Thursday 10 January 2008

How to Rewrite Your Novel

The most famous rewrite scene in history: Jack Nicholson rewriting his novel in The ShiningRight now, I am rewriting my YA novel Volcano Child.

I edit heavily as I write so though technically this is the first time I've given the thing a total overhall, it's had layers and layers of editing over the time it took me to write it.

And what a joy it is to rewrite! The story is there, from beginning to end, and although I am writing new scenes and tweaking plot and strengthening characters, I do so with knowledge. When I was writing the novel from scratch, I was constantly consumed with fear - fear that I wouldn't finish, fear that I wouldn't be able to control all the plot lines spidering out of the story, fear that I'm writing too much or too little or too straight or too pretentiously.

There are no rules of course, about rewrites, though writers, like evangelists, often promote one way over another. Justine Larbalestier recently blogged about rewriting:
My partner, Scott, spends the first few hours of his writing day rewriting the previous three days work. Once he’s got that under control, and only then, does he move onto fresh writing.

Me, I rewrite (while writing the first draft) only if I’m a stuck on the next bit. On the mornings when I wake up and know exactly what needs to happen next, I dive into it. On the mornings I don’t, I procrastinate endlessly rewrite or go back and fill in the blanks where I have notes to myself like [something should explode here] or [figure out where this conversation’s happening] or [what happened to the quokkas?].
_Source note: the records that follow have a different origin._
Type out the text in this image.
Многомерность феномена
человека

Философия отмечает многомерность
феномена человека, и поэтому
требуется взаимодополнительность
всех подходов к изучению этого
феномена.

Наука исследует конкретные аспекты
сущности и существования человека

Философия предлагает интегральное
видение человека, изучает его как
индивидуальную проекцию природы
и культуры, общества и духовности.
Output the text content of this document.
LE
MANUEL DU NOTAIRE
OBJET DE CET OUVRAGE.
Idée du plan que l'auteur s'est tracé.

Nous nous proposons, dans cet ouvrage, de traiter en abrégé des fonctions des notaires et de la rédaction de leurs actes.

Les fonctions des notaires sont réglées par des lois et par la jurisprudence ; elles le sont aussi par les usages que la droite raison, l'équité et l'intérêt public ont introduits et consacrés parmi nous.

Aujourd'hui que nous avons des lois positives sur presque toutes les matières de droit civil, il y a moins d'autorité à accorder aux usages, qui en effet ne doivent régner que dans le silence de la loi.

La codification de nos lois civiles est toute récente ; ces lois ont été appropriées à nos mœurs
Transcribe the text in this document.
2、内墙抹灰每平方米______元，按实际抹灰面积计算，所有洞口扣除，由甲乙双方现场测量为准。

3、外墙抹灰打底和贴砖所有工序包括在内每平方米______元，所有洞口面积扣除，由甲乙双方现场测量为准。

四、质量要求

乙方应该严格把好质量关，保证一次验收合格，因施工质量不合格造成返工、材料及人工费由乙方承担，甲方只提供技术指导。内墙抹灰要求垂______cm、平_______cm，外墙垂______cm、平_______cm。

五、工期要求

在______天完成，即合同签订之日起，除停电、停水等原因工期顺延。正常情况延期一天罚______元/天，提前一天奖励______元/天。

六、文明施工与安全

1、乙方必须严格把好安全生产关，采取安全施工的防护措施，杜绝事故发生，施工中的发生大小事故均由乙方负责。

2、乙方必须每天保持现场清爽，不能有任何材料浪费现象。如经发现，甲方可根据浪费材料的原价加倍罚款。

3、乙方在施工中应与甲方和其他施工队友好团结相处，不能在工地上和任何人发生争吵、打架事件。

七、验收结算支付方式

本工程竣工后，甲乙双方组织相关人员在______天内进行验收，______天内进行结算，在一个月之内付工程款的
I thought I should come up with some ideas about rewriting for the blog but it's difficult - every author is different, every manuscript is different, and different things inspire different people.
What seems to work for me at the moment is this:
  • Avoiding my main computer. I turn off the big computer where I do my normal work (web design) and sneak into a dark corner of my bedroom, writing on my laptop. If I used my normal space I would, well, work. I'd do all the admin and invoicing and bits that I've been avoiding for weeks. So I hide from my normal routine.
  • I surround myself with books by my current muse. At one point it was Scott Westerfeld. Boy does he know how to make a plot go. At the moment it's Geraldine McCaughrean. I'm hoping her gift would somehow insinuate itself into my fingers. But I'm fickle. On another day, say, when I working on voice, I might have Meg Rosoff tucked into my armpit.
  • I morph into a merciless, unfeeling, writing machine and go from chapter to chapter slashing and burning unnecesary text. This might sound like an obvious part of rewriting but believe you me, it's not easy to harden your heart against a thing you created. But you gotta do what you gotta do. In previous rewrites, I've given my characters sex changes, I've turned an ugly man into handsome man, I've looked at the miserable life of one character and devised ways to make her life even more miserable. You have to be a brute.
  • I finish everything I start. If on one day I started rewriting a chapter, I don't go to bed until I've finished. If I've given a character a makeover, I don't retire until the last eyelash is curled and the final sinew is flexed. Tomorrow, my resolve might not be as strong.
  • And finally, when I am rewriting, I have to reread. And with every change, I have to reread from the beginning. Over and over again.
That's how I rewrite. At least at the moment.

As Justine says:
Whatever works for you is the way to re/write.

1 comment :

  1. Oh I know what you mean by fear. It';s such a relief when the book is finished.